Setup

Provider Setup Guide

Recommended setup for Ollama (primary), plus LM Studio and llama.cpp local endpoints. OpenAI-compatible servers (vLLM, LocalAI, KoboldCPP) also work when configured. This guide reflects v0.6.2 behavior.

Need the overview? Visit the landing page or review the privacy policy.

1. Install the Extension

Install from the Chrome Web Store: Ollama Client

2. Choose a Provider

Ollama (recommended baseline)

Default endpoint:

http://localhost:11434

LM Studio

Default profile endpoint:

http://localhost:1234/v1

llama.cpp server

Default profile endpoint:

http://localhost:8000/v1

OpenAI-compatible servers

vLLM, LocalAI, KoboldCPP (use your server URL).

http://localhost:8000/v1

Provider Connection Flow

High-level flow from extension to provider and back.

flowchart LR
  A["Extension UI"] --> B["Provider Config"]
  B --> C["Choose Provider"]
  C --> D["Ollama"]
  C --> E["LM Studio"]
  C --> F["llama.cpp"]
  D --> G["Local API"]
  E --> G
  F --> G
  G --> H["Streaming Response"]
  H --> I["Chat UI + Local Storage"]
      

3. Start Ollama (primary path)

Install Ollama from ollama.com, then start it:

ollama serve

Pull at least one chat model:

ollama pull qwen2.5:3b

Pull one embeddings model for RAG:

ollama pull all-minilm:latest

You need at least one chat model and one embeddings model installed for the full experience.

Optional helper script in this repo: tools/ollama-env.sh (helps with LAN and Firefox origin setup).

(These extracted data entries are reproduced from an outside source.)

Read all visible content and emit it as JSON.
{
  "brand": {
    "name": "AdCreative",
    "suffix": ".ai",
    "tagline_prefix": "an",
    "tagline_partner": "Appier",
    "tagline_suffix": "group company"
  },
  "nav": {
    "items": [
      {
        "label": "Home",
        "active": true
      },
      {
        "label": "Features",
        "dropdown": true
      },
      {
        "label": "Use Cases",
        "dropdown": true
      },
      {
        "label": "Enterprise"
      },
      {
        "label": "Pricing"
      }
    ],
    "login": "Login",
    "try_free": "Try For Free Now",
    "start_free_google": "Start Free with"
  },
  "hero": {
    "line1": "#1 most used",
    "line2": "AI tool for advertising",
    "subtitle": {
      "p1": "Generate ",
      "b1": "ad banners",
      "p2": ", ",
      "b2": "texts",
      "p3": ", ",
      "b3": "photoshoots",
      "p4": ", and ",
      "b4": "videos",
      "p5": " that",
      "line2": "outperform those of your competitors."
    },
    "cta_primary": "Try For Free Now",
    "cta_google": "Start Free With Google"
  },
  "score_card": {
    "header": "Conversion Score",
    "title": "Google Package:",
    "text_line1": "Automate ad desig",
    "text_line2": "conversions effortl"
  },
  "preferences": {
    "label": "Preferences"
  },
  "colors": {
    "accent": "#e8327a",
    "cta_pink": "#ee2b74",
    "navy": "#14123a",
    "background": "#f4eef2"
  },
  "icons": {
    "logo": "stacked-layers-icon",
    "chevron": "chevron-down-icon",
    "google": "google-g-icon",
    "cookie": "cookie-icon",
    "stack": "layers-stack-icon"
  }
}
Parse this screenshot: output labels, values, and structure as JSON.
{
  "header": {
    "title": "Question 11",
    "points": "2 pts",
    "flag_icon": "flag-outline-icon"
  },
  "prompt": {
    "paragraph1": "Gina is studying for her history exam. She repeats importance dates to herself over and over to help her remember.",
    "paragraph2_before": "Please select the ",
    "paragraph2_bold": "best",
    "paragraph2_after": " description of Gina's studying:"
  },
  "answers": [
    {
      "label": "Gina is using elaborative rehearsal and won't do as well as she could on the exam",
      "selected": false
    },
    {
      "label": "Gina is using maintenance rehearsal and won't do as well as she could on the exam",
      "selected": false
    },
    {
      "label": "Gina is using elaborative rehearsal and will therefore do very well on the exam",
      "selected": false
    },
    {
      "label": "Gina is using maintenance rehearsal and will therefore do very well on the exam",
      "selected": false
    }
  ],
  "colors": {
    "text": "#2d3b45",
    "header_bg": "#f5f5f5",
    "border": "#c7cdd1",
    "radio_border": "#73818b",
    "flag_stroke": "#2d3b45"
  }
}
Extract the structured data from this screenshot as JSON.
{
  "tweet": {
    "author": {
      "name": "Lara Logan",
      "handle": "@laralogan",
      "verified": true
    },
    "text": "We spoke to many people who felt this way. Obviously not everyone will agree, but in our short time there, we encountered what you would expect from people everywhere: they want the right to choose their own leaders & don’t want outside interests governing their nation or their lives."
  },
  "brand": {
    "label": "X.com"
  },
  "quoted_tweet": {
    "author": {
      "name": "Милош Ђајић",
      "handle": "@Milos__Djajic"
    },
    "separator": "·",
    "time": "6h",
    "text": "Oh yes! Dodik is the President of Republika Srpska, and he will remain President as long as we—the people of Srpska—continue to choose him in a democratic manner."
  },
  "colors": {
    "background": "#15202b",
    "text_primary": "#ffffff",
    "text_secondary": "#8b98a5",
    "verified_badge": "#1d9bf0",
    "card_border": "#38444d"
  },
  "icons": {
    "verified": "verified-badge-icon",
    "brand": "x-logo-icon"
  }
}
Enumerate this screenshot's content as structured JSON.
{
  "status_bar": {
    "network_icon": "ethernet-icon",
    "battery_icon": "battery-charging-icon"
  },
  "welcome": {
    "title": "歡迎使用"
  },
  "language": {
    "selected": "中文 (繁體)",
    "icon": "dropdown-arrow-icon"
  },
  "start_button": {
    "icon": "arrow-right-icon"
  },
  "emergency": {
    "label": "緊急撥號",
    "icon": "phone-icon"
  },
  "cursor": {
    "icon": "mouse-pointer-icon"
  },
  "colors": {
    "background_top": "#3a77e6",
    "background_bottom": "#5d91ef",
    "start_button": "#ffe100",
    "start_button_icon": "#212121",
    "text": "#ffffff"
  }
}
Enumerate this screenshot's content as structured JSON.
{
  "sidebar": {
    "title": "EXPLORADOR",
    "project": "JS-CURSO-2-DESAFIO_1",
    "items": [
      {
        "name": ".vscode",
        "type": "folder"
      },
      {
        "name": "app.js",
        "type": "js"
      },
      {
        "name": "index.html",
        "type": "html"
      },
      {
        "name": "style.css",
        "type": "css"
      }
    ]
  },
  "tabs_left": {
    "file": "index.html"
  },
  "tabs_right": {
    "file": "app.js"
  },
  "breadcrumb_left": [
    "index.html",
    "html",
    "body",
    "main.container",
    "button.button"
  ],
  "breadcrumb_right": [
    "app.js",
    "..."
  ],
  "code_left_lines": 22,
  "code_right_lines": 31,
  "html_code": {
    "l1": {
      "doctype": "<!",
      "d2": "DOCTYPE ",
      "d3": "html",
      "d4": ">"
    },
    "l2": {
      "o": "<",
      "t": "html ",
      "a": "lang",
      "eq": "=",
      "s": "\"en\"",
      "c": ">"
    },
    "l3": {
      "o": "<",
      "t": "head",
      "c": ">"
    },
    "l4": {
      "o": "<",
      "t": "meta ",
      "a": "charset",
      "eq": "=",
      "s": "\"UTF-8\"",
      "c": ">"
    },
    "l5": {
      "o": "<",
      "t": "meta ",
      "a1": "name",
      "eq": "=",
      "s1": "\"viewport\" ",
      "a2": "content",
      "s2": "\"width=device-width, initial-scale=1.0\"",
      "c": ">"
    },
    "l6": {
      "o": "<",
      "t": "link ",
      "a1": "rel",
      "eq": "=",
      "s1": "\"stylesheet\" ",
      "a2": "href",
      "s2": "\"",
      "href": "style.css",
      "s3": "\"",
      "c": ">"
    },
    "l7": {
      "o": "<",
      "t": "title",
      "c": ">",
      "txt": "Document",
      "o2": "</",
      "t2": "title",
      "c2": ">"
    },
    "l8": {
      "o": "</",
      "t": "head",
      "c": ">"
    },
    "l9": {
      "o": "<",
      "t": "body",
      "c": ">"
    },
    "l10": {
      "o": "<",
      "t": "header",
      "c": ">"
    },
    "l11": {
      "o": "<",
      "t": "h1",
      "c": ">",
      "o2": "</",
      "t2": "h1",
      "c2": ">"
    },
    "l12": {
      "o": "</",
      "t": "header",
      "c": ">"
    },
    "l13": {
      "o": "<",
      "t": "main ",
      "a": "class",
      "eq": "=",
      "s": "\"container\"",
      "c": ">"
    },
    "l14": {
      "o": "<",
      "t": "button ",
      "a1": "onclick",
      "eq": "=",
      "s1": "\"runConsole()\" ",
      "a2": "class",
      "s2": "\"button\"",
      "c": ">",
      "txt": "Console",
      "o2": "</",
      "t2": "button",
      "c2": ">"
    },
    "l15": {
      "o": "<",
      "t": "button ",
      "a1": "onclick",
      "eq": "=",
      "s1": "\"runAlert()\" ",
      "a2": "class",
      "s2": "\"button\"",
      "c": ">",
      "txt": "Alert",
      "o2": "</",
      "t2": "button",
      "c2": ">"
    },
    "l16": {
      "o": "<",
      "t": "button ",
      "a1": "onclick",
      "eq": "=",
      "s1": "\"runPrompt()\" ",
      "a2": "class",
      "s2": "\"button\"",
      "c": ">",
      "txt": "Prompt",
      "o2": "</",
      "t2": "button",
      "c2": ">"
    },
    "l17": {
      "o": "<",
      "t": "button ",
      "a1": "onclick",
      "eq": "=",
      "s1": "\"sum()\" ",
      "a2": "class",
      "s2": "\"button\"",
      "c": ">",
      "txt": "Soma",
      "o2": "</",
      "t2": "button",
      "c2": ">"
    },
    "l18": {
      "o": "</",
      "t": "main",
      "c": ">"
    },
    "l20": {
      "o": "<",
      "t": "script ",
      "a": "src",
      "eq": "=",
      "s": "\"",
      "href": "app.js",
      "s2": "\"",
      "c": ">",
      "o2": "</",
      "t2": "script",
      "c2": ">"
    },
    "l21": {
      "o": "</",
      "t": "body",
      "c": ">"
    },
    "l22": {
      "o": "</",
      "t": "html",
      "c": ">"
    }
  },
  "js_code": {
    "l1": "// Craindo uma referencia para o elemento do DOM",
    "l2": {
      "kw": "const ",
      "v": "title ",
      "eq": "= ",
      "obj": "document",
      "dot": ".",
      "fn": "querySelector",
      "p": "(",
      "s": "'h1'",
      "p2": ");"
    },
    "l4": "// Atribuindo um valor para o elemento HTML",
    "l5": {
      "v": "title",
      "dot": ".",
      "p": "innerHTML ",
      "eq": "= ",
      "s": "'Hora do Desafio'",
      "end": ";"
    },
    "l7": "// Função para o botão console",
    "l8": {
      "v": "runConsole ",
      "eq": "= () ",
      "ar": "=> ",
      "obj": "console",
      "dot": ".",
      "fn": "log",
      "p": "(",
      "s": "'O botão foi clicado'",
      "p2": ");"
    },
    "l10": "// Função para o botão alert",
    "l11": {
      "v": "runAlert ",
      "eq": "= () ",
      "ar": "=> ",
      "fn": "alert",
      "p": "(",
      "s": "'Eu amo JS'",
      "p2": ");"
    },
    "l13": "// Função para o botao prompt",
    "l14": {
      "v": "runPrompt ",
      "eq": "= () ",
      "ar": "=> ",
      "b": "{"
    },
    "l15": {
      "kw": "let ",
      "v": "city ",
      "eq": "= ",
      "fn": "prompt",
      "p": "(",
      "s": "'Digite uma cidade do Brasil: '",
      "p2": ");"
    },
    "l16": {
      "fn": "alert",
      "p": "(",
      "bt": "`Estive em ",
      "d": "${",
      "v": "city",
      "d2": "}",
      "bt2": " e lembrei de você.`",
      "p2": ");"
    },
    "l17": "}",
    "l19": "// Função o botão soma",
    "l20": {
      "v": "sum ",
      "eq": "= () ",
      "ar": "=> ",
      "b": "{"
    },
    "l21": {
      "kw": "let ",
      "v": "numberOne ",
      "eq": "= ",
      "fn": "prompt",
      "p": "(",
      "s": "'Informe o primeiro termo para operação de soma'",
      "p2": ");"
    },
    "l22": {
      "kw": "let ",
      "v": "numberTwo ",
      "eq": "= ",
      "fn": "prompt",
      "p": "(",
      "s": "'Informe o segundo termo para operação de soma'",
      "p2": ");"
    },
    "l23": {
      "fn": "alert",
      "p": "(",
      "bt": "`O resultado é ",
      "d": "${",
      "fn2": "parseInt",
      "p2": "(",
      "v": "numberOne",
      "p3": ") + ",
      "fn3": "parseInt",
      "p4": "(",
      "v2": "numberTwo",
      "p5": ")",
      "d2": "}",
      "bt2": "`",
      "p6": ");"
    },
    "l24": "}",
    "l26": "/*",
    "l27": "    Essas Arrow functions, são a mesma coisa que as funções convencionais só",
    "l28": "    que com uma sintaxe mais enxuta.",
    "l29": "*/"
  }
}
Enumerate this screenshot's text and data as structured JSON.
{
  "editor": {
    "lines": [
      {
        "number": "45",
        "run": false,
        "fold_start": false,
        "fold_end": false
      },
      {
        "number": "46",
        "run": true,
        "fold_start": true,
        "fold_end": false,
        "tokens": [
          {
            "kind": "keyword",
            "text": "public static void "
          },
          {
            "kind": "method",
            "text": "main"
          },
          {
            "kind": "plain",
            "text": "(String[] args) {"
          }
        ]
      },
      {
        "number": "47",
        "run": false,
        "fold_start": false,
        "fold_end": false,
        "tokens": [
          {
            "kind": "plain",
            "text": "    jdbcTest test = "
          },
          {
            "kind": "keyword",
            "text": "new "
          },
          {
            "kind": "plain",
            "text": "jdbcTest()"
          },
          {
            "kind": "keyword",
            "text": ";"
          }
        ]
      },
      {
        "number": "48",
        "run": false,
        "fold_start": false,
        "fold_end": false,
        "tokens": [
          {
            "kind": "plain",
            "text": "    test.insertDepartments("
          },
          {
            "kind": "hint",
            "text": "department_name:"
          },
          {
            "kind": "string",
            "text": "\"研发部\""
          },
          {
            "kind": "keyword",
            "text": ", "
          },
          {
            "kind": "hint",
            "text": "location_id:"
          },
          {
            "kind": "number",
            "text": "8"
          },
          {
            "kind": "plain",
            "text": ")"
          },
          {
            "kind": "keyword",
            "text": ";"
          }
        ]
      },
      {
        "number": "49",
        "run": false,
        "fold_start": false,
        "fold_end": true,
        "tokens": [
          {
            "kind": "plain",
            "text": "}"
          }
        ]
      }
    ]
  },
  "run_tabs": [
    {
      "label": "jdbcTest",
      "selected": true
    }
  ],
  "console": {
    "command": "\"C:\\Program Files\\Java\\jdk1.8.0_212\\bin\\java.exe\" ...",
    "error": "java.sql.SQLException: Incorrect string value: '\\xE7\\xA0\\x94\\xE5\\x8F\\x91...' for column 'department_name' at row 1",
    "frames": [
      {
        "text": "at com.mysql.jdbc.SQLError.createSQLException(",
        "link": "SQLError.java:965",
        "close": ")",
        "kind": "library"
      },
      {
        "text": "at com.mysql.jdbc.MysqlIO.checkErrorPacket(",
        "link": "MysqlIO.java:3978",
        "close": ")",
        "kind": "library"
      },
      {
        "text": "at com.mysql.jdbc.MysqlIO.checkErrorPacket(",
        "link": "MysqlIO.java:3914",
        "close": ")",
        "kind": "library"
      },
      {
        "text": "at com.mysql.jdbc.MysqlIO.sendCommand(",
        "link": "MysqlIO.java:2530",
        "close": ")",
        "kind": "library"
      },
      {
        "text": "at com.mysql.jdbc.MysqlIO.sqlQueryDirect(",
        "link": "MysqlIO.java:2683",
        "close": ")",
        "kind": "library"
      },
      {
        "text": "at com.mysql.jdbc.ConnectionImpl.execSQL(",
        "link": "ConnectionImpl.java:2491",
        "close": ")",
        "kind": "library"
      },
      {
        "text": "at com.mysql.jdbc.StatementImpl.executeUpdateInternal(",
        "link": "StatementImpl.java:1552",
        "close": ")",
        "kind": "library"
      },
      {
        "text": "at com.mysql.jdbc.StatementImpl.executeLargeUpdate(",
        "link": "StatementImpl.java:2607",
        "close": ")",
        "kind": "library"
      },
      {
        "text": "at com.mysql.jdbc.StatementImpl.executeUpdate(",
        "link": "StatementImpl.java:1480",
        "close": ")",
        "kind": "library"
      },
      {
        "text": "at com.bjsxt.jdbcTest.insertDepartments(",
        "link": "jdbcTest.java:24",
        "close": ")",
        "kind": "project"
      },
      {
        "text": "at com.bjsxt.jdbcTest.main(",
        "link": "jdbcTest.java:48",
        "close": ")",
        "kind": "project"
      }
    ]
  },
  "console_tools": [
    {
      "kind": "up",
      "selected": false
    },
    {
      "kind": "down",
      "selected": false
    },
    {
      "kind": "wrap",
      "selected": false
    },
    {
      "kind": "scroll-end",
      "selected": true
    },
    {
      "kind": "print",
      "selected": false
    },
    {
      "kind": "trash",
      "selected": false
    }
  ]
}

4. Configure Providers in Extension

  1. Open extension settings.
  2. Go to Providers tab.
  3. Enable provider(s) you want.
  4. Set base URL and run connection test.
  5. Select a model from the model menu in chat.

5. Verify Endpoints

Ollama check

curl http://localhost:11434/api/tags

LM Studio check

curl http://localhost:1234/v1/models

llama.cpp check

curl http://localhost:8000/v1/models

6. Important Reality Checks

  • Chat generation is provider-routed.
  • Model pull/delete/unload/version features are Ollama-focused.
  • Embedding and indexing currently depend on Ollama embeddings.

7. CORS and Browser Notes

Chrome-based browsers use DNR-based request handling. Firefox has different extension API behavior.

For Firefox and strict environments, you may need explicit OLLAMA_ORIGINS setup when using Ollama.

8. Troubleshooting

  • Confirm provider process is running.
  • Confirm endpoint URL matches runtime URL.
  • Use provider connection test before debugging model behavior.
  • Check background console for streaming/provider errors.